The bishop said many people with struggles, challenges and sorrows look to the church, and, in a special way, to Catholic Charities to assist them in their time of need. Catholic Charities help these people carry their crosses, the bishop said, and help advance the spirit of hope in their lives.
Bishop Siegel sprinkled holy water on three crucifixes that were made by a St. Theresa parishioner and constructed from pews that were in St. Theresa Church, as well as a large crucifix, more than 10-feet tall, from Nativity Church that is hanging in a gathering room.
The bishop then walked through the halls and sprinkled holy water throughout Catholic Charities’ new building.
One of the three crucifixes will be placed in the lobby of the new Catholic Charities building, another in the executive director’s office and the third will be next door in the former St. Theresa rectory, which serves as the offices for Handy Helpers Home Repair.
Catholic Charities provides professional services to all regardless of race, religion, ethnicity, orientation or gender. Services include counseling, job and life skills training, immigration services, financial assistance programs, and collaborating with community partners.
Townsend thanked many people who were involved in making the new building a reality, including Bishop Siegel, Diocesan Chancellor and COO Tim McGuire, support of financial donors and the building committee.
Bishop Siegel also thanked Archbishop Charles C. Thompson, whose vision included the new building in the Stewards of God’s Grace Capital Campaign.
Townsend expressed appreciation to Burns for her leadership, vision and dedicated service, so Catholic Charities can continue the “life-changing services and work that will truly impact our community.”
“As we look to the future, Charities will use this facility as a foundation to continue our vital services that help the vulnerable in our community to create lives that work,” Townsend said. “Through our services, we strive to help those served improve their mental health and financial stability and to reduce the impact of poverty.”
Judy Kropfl, Catholic Charities Board President and parishioner of St. John the Baptist in Newburgh, prayed that the “roots of faith, hope and love (St. Theresa parishioners) cultivated over the years” prepared the foundation for Charities to continue their work in helping others.
“We’re appreciative of the many faithful parishioners of St. Theresa Parish who carefully stewarded this property for many years, so that (Catholic Charities) can now serve the community,” Kropfl said.

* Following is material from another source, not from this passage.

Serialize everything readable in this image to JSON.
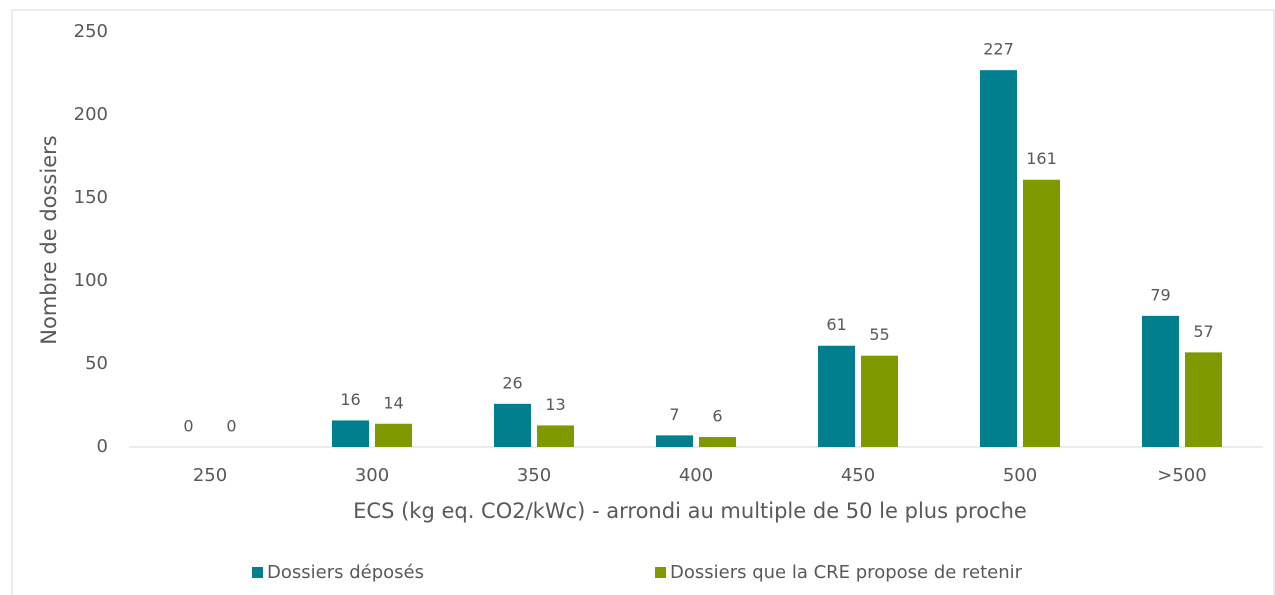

Evansville Mayor Lloyd Winnecke said he was struck by the serenity of the new space and called it special. Winnecke said he is confident the “faith, hope and love of those roots will continue for generations to come.”
“I know that we’re a really blessed community in many ways, but one of the ways we are blessed is we have a network of nonprofit organizations that are really committed to doing the heavy lifting day in and day out,” he said.